The sentiments come against a backdrop of Treasury’s continued issuance of T-notes, which continues to swell domestic debt currently at K2.6 trillion or 28 percent of gross domestic product (GDP).

Reserve Bank of Malawi figures contained in a Bridgepath Capital Limited report shows that Treasury’s domestic debt accrued through Treasury securities jumped by 36 percent from K838 billion in 2020 to K1.14 trillion.

The figures further show that Treasury has since the beginning of this year raised in excess of K90 billion through T-notes, debt instruments which investor loans money to entity and is issued to raise money.

In an interview on Monday, market and investment analyst Cosmas Chigwe blamed the situation on the lack of market depth, saying in the absence of investment avenues government has no choice but to borrow at a high cost.

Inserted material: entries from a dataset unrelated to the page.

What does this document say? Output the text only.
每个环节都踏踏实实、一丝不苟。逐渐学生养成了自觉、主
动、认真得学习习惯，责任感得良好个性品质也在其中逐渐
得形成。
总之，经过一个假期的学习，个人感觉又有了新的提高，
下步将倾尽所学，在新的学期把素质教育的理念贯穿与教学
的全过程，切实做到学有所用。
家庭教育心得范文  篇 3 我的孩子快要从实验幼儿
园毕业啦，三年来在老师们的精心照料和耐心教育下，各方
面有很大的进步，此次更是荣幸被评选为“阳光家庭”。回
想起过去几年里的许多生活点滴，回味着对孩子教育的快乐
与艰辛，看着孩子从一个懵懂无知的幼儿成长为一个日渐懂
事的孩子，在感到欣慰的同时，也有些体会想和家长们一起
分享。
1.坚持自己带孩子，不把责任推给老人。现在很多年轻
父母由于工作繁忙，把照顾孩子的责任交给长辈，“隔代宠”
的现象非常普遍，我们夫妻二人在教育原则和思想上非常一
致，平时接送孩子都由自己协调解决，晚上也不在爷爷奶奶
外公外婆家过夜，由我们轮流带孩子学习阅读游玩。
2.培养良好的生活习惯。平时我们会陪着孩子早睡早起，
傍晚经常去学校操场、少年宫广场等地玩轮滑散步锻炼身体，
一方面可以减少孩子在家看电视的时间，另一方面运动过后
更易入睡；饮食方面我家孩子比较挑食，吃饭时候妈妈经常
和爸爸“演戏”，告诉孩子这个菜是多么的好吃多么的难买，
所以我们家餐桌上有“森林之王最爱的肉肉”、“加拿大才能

“The government paper remains attractive instrument for investors who usually have the money and find the interest attractive thus going on to lend the government,” he said.

Malawi University of Business and Applied Sciences associate professor of economics Betchani Tchereni in an interview on Monday said the major concern is and has always been costs and terms of such loans.

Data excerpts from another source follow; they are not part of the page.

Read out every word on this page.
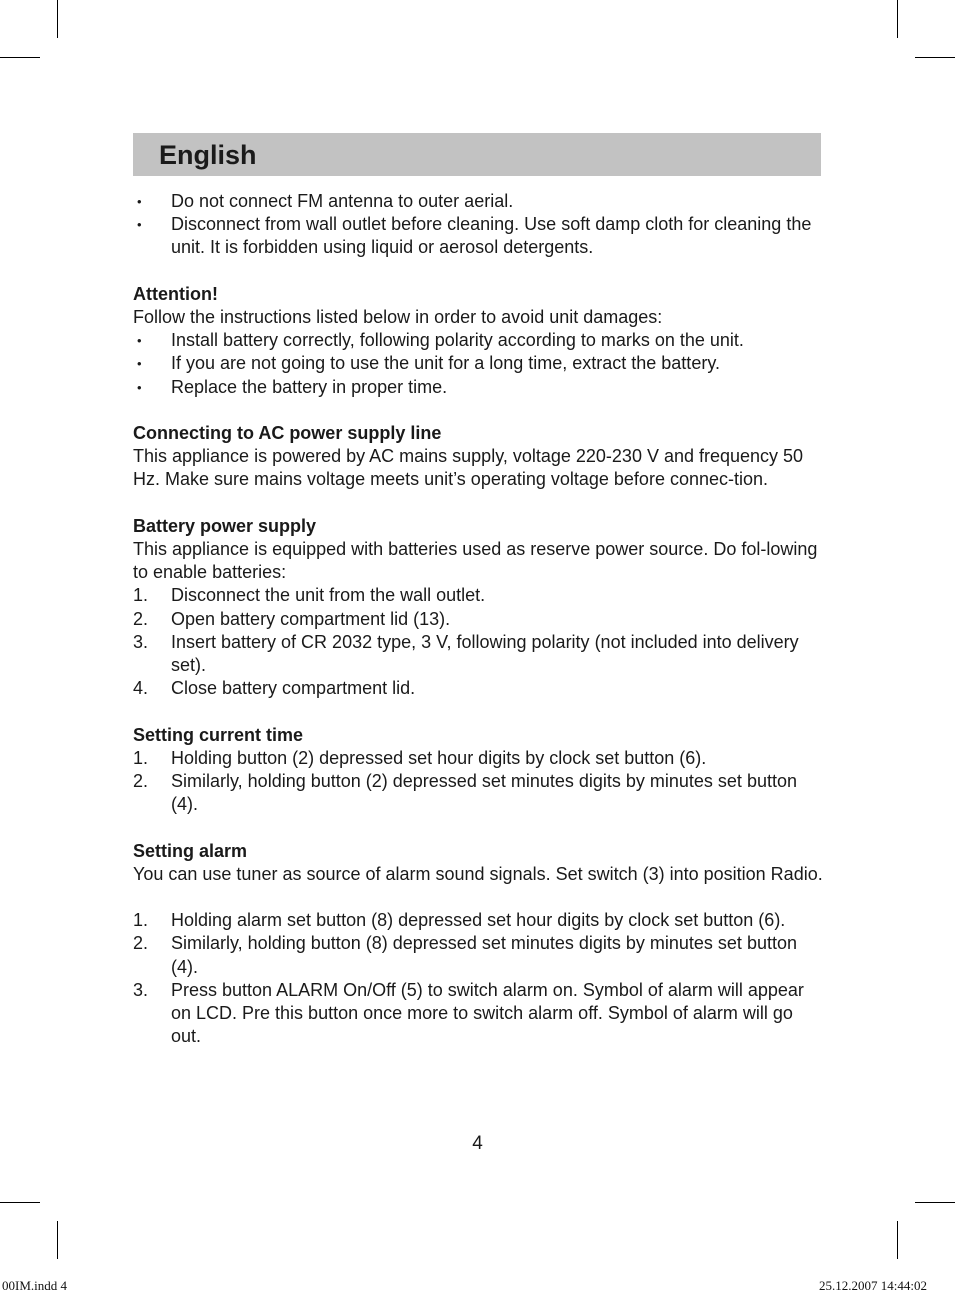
English
• Do not connect FM antenna to outer aerial.
• Disconnect from wall outlet before cleaning. Use soft damp cloth for cleaning the unit. It is forbidden using liquid or aerosol detergents.
Attention!
Follow the instructions listed below in order to avoid unit damages:
• Install battery correctly, following polarity according to marks on the unit.
• If you are not going to use the unit for a long time, extract the battery.
• Replace the battery in proper time.
Connecting to AC power supply line
This appliance is powered by AC mains supply, voltage 220-230 V and frequency 50 Hz. Make sure mains voltage meets unit’s operating voltage before connec-tion.
Battery power supply
This appliance is equipped with batteries used as reserve power source. Do fol-lowing to enable batteries:
1. Disconnect the unit from the wall outlet.
2. Open battery compartment lid (13).
3. Insert battery of CR 2032 type, 3 V, following polarity (not included into delivery set).
4. Close battery compartment lid.
Setting current time
1. Holding button (2) depressed set hour digits by clock set button (6).
2. Similarly, holding button (2) depressed set minutes digits by minutes set button (4).
Setting alarm
You can use tuner as source of alarm sound signals. Set switch (3) into position Radio.
1. Holding alarm set button (8) depressed set hour digits by clock set button (6).
2. Similarly, holding button (8) depressed set minutes digits by minutes set button (4).
3. Press button ALARM On/Off (5) to switch alarm on. Symbol of alarm will appear on LCD. Pre this button once more to switch alarm off. Symbol of alarm will go out.
4
00IM.indd 4	25.12.2007 14:44:02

“Local loans are expensive in general and their repayments are expected within relatively shorter periods. As such this forces government to dig more trenches to fill the already dug trenches,” he said.

In recent times, domestic borrowing has continued to expand through T-notes as the government has been implementing a deliberate strategy to lengthen the maturity profile of domestic debt.

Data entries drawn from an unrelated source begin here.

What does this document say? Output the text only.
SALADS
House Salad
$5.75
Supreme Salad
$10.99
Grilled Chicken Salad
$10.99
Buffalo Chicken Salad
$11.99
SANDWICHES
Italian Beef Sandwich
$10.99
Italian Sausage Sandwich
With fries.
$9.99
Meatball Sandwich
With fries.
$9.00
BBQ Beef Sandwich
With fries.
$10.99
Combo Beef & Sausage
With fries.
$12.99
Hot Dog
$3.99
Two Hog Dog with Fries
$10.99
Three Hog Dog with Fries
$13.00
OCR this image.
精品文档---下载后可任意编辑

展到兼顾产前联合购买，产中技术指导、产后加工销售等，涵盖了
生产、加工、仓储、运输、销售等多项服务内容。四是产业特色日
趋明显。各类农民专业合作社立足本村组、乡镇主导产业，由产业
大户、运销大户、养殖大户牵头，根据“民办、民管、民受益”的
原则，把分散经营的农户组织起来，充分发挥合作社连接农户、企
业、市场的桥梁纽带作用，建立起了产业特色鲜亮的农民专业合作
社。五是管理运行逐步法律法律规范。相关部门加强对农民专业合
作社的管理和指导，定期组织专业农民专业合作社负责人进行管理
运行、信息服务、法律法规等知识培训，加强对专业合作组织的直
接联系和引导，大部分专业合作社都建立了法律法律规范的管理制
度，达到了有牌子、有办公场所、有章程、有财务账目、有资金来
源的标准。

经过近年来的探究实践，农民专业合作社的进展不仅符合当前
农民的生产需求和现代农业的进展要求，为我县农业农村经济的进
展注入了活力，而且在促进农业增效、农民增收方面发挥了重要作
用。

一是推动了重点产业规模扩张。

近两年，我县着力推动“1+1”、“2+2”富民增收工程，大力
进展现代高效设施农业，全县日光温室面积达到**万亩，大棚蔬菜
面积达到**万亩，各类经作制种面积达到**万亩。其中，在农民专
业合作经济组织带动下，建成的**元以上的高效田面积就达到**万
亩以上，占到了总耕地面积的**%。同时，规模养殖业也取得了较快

This has resulted in the shift of domestic debt holdings from Treasury bills to T-notes.

In an earlier interview, Ministry of Finance spokesperson Williams Banda said the government is currently prioritising concessional loans that are cheaper and have low interest rate.

He said government is also looking at the domestic revenue mobilisation strategy, which seeks to mobilise more resources to help minimise borrowing by Treasury both from local and external sources.

In its December 2021 Malawi Economic Monitor, the World Bank warned that the consistent financing of fiscal deficits by high cost domestic borrowing has led to a recent surge in domestic debt and is expected to rise further.

A report by the Ministry of Finance’s Debt and Aid Division shows that between June 2020 and June 2021, Malawi’s total public debt stock surged 34 percent from the K4.1 trillion to K5.5 trillion.

Of the total debt stock, K2.9 trillion comprises external debt or 31 percent of GDP while K2.6 trillion or 28 percent of GDP is domestic debt.

The domestic debt stock has crossed the International Monetary Fund (IMF) recommended 20 percent domestic public debt as percentage of GDP, according to economists. IMF currently categorises Malawi as a debt distressed economy, and stresses that the country’s debt levels are so high that it may be difficult to repay the loans, if the status quo remains.